The nurse should monitor the patient closely for any sign of bleeding for instance the nurse can monitor hematuria by looking for blood in the patient’s urine whenever the patient goes to the toilet and also examining the patient’s gums to assess if there is any gum bleeding (Angelo, 2011). In addition as per the ward protocol, the nurse should obtain baseline labs, calculate and give initial bolus dose, order and assess anticoagulation labs and finally perform titration of heparin to therapeutic goal basing on the patient’s presentation and also on clinical algorithm. To successfully carry out the laboratory monitoring, the nurse should obtain and evaluate laboratory results after every 6 hours post a dose change until successive anticoagulation laboratory results are within target (Angelo, 2011).
Question 4
Melinda is complaining of faint feeling on getting out of the bed and her blood pressure is 80/40 which means that she has hypotension. The patient has the faint feeling because according to the result of her CT scan, she had a small (grade1) subarachnoid hemorrhage from cerebral artery aneurysm which is bleeding within the brain and led to hypotension (80/40) which is contributing to the faint feeling (Tenner, 2010). The patient’s hypotension condition is due to side effect of Nimodipine 60mg a medication that the patient is currently taking. Nimodipine works by reducing the brain damage that might have resulted from the subarachnoid hemorrhage by narrowing blood vessels and hence reducing the rate of blood flow and thereby relaxes the narrowed blood vessel within the brain adjacent to the bleeding area facilitating eased flow of blood. The hypotension due to nimodipine has also contributed to the patient feeling faint (Tenner, 2010).
The nurse should inform the doctor and the medical team in charge of the Melinda immediately regarding her blood pressure measurements and inform them what should be done. Since the patient had reveal cerebral artery aneurysm that is bleeding in the brain and also due to the effect of Nimodipine medication that the patient is taking, to ensure that the patient’s status does not deteriorate to a point of the patient losing consciousness, the nurse should closely monitor the patient’s neurological status as well as vital signs.
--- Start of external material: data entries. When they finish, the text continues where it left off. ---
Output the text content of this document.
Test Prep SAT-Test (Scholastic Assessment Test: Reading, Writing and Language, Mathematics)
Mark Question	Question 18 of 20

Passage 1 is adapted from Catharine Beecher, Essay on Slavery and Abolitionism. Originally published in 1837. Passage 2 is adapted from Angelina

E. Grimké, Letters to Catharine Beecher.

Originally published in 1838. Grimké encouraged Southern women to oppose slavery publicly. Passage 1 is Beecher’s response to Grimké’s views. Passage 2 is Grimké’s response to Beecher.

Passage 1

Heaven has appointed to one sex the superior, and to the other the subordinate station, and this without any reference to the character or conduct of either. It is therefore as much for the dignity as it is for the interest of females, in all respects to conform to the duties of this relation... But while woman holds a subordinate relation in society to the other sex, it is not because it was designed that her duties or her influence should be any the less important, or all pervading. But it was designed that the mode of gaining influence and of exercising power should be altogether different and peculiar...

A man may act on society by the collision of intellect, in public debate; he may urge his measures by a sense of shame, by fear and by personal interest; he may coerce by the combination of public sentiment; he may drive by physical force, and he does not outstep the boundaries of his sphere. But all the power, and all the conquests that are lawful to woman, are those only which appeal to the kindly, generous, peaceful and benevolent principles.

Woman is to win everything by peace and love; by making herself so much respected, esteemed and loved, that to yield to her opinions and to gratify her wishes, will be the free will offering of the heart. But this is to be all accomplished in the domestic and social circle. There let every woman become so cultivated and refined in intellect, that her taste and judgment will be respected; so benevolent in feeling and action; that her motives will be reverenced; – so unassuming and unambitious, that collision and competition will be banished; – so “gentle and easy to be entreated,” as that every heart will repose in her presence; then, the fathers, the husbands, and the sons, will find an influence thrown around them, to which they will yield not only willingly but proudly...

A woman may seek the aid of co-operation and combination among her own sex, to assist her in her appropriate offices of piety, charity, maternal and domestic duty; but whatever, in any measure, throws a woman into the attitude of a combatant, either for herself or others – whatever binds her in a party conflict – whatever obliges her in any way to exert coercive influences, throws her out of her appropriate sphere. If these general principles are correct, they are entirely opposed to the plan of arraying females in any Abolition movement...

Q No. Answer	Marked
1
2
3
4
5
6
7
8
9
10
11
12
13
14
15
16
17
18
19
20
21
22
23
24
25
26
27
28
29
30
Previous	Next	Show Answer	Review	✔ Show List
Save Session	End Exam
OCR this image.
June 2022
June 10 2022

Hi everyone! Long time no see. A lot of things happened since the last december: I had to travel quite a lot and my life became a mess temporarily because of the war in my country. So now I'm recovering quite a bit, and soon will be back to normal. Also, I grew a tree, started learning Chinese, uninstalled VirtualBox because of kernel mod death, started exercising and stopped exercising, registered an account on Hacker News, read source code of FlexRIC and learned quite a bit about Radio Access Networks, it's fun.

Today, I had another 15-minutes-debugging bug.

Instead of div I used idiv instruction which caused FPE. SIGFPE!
The findings should be documented and the nurse should also inform the medical team on the findings.
References
Angelo, S. (2011). Anticoagulation Drugs: What Nurses Need To Know. Johns Hopkins School of Nursing.
ACSQHC (2010).The OSSIE Guide to Clinical Handover Improvement. Sydney: Australian Commission on Safety and Quality in Health Care
Evans, (2012). Complications of ERCP. Gastrointestinal Endoscop. 75(3).
Masuda, H. (2009). Chronic Obstructive Pulmonary Disease in Primary Care. Melbourne: Sage.
McFarland M, Witkin L, Nguyen T & Edward, G. (2011). Abscess After a Laparoscopic Appendectomy Presenting as Low Back Pain in a Professional Athlete. Sports Health. 3(1): 41–45. DOI: 10.1177/1941738110374637.
Thim, T, & Henrik, N, Krarup & Lofgren. (2012).Initial assessment and treatment with the Airway, Breathing, Circulation, Disability, Exposure (ABCDE) approach. Int J Gen Med. 2012; 5: 117–121. DOI: 10.2147/IJGM.S28478
Tenner S. (2010). Cerebral Artery Aneurysm. Philadelphia, Pa: Saunders Elsevier.